No Benefits Due For Occupational Dust Exposure, High Court Majority Says
CHARLESTON, W.Va. - The majority of the West Virginia Supreme Court of Appeals on Nov. 2 affirmed a workers' compensation board of review's decision that four claimants are not entitled to benefits for occupational pneumoconiosis (OP) arising out of their work in coal mines and a factory because none of the four claimants filed claims within three years of their date of last exposure or within three years of being diagnosed with an impairment as a result of the OP (Lester Pennington Jr. v. West Virginia Office of the Insurance Commissioner, Nos. 17-1060, 17-1061, 17-1063, 17-1123, W. Va. Sup., 2018 W. Va. LEXIS 676).

Indiana Appeals Court Says Insurer Owes Coverage For Only 1 Occurrence
INDIANAPOLIS - The Indiana Court of Appeals on Oct. 30 reversed a trial court's ruling that an insurer must pay the policy limit for two occurrences after determining that the insurer owes the policy limit for only one occurrence because there was only one accident that occurred as a result of the insured's failure to properly package and properly label a box that contained hazardous chemicals for shipping (Auto Owners Insurance Co. v. William Long, et al., No. 18A-CT-852, Ind. App., 2018 Ind. App. LEXIS 395).

Fire Constitutes 1 Occurrence, Wisconsin High Court Says In Reversing
MADISON, Wis. - The Wisconsin Supreme Court on Oct. 30 determined that a fire caused by logging operations constitutes only one occurrence under a commercial general liability policy and said that the lower courts erred in finding that there were multiple occurrences to account for each time the fire crossed a property line (Secura Insurance v. Lyme St. Croix Forest Co. LLC, et al., No. 2016AP299, Wis. Sup.).
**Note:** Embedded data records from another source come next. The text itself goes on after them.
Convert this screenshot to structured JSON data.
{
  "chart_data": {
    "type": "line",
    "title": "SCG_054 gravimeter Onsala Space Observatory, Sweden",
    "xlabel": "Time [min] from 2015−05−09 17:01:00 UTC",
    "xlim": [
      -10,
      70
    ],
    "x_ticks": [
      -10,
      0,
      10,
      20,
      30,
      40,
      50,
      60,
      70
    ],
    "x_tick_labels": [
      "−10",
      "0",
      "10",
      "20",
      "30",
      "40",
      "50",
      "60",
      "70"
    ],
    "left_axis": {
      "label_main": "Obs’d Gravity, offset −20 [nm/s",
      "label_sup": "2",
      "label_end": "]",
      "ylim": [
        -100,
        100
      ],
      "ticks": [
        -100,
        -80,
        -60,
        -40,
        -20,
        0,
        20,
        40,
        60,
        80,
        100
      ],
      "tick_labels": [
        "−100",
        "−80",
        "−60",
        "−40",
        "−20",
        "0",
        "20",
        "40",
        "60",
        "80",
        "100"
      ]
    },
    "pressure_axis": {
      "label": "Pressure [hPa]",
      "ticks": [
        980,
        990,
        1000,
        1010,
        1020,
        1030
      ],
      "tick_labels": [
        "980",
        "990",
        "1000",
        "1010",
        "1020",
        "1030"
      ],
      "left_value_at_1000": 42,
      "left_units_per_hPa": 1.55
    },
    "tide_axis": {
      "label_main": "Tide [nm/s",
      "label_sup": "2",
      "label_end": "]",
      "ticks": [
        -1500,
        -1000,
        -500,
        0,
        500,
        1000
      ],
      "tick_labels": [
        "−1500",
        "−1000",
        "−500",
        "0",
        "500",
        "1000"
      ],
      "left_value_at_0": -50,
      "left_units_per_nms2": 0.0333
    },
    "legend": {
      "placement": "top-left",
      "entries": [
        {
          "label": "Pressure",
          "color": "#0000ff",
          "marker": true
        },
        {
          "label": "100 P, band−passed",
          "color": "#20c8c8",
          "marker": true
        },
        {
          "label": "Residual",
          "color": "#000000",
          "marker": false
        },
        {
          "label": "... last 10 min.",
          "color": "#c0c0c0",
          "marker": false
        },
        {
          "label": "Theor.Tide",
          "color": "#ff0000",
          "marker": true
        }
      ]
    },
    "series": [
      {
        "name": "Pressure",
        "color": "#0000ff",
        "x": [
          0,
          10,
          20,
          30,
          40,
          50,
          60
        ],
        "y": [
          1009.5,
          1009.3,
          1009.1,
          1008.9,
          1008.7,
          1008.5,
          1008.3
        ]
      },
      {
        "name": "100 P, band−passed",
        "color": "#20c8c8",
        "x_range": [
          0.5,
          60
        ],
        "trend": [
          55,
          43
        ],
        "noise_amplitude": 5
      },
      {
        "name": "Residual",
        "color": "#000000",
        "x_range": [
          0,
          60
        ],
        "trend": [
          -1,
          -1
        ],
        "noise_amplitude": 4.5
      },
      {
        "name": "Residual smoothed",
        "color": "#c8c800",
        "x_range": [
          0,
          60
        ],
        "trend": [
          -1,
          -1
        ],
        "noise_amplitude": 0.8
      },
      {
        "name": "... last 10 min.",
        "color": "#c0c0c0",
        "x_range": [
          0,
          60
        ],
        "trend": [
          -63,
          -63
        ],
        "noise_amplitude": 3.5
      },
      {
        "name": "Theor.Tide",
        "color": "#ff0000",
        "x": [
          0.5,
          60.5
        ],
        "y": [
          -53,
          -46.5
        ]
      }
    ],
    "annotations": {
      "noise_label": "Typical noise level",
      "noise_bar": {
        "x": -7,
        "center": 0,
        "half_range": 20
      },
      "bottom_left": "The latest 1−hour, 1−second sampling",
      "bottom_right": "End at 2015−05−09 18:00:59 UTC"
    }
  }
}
No Coverage Owed For Collapse, Insurer Argues In Response Brief
AUSTIN, Texas - No coverage is owed for a collapse that occurred during the construction of a hotel because the collapse is precluded by a policy's earth movement exclusion, sewer exclusion and defects exclusion, an insurer argues in a Nov. 2 response to the insured's motion for summary judgment (White Lodging Services Corp., et al. v. Liberty Mutual Fire Insurance Co., No. 17-277, W.D. Texas).

The above is not legal advice. That can only come from a qualified attorney who is familiar
with all the facts and circumstances of a particular, specific case and the relevant law.